I had to fire my primary care doctor. She wouldn’t prescribe the anti-depressant that I’ve been taking. I’d been seeing a prescribing psychiatrist, but his office moved 25 miles away from where I live, so I’ve been looking for a new one (a Herculean chore if ever there was one) . In the meantime, I ran out of medication. Actually, I was getting low on medication and then Boo decided to throw the bottle, containing my last 4 or 5 pills, into the toilet and that was that. Out of meds.
So I called my primary care doctor, assuming that she’d write the prescription. I explained the situation to her nurse and she said she’d get back to me. Well, she didn’t. So I called again. I was told, again, that she’d have to talk to the doctor and call me back.
Three days of this shit and by the end of the third day, I was ready to kill someone. By this time, the pills were gone and I was starting to feel lousy. I’d been kind of weening myself, since I had a suspicion this might be an issue with this doctor, but still. I’d counted on another week of pills and now they were, literally, flushed down the toilet.

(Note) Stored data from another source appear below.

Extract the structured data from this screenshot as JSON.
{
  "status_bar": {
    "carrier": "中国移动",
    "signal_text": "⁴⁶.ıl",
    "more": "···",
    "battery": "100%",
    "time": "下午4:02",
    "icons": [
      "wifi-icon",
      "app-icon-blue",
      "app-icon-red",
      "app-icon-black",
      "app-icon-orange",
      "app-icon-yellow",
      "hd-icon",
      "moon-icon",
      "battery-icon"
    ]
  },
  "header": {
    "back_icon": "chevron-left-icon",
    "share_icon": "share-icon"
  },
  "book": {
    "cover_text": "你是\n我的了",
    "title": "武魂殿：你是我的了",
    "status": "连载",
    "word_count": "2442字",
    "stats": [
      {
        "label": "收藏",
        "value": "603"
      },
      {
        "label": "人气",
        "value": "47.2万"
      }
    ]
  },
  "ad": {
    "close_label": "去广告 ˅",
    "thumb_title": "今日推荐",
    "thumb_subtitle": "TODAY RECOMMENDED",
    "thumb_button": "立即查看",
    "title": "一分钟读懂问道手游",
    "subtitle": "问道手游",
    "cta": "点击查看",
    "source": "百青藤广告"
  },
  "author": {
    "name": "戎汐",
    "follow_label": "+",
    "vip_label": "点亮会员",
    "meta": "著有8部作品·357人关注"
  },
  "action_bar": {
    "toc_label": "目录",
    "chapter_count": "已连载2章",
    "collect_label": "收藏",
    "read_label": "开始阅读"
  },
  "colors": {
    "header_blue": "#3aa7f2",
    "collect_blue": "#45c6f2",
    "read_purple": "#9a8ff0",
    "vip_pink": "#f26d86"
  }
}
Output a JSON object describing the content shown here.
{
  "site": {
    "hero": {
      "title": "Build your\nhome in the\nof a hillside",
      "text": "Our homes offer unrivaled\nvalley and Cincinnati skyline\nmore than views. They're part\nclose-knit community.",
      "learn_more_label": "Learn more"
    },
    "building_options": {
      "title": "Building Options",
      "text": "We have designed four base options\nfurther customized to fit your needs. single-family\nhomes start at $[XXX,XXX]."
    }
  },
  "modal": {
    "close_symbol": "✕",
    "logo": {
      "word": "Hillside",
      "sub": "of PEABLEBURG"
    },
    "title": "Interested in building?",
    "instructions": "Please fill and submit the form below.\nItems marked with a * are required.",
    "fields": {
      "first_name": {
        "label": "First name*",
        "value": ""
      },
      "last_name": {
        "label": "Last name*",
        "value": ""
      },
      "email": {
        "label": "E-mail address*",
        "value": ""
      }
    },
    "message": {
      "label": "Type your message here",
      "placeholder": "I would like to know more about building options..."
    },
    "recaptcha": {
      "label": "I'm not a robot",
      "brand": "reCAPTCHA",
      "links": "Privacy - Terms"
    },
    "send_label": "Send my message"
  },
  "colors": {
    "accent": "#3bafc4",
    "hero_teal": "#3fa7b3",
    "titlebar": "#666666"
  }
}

The doctor refused to fill the prescription. Even thought I gave her the name and number of the psychiatrist who’d originally filled it, even though I told the nurse I’d had no side effects, even though I said I was having trouble because of the withdrawal side effects, she didn’t care. When I said that I was having trouble getting a prescribing psychiatrist, she didn’t care.
So I fired her.
And now I’m not on any anti-depressants and oh my holy hell, is it kicking my ass. I spend most of every day trying not to cry and have been having some really dark thoughts. I keep thinking about how I’m fucking up my kids and fucking up my marriage and how the last thing I want to do is pass on this crazy to my children. I worry so much that they’ll be like me when they grow up and I so don’t want that for them.
Because this sucks. This black hole is miserable. I want out. And I can’t get a fucking psychiatrist to call me back and help me. This is one of the things about depression – you need help so badly, but the system makes it so difficult. And it’s so easy to give up. And that’s what I want to do. Just give up. Completely. Crawl into a hole, find a cave, hell, even hide under the blankets for a few days. I just want to stop feeling like this. I fucking hate it.
I hate that I can’t see the fun any more, that I don’t feel the happy. All I feel is bleak and dark and sad. I don’t want to go anywhere, I don’t want to do anything, I don’t want to talk to anyone and I just want that all to go away. I feel paranoid – that people are talking about me, that people are laughing at me behind my back, that I’m a useless lump, a forgettable bit of flotsam, no one worth bothering about, no one worth befriending. And I know this is the depression talking, but the voice is very loud in my head and very hard to ignore.
I want my life back. It might not be much of a life, it might not be what I wanted it to be, but it was my life.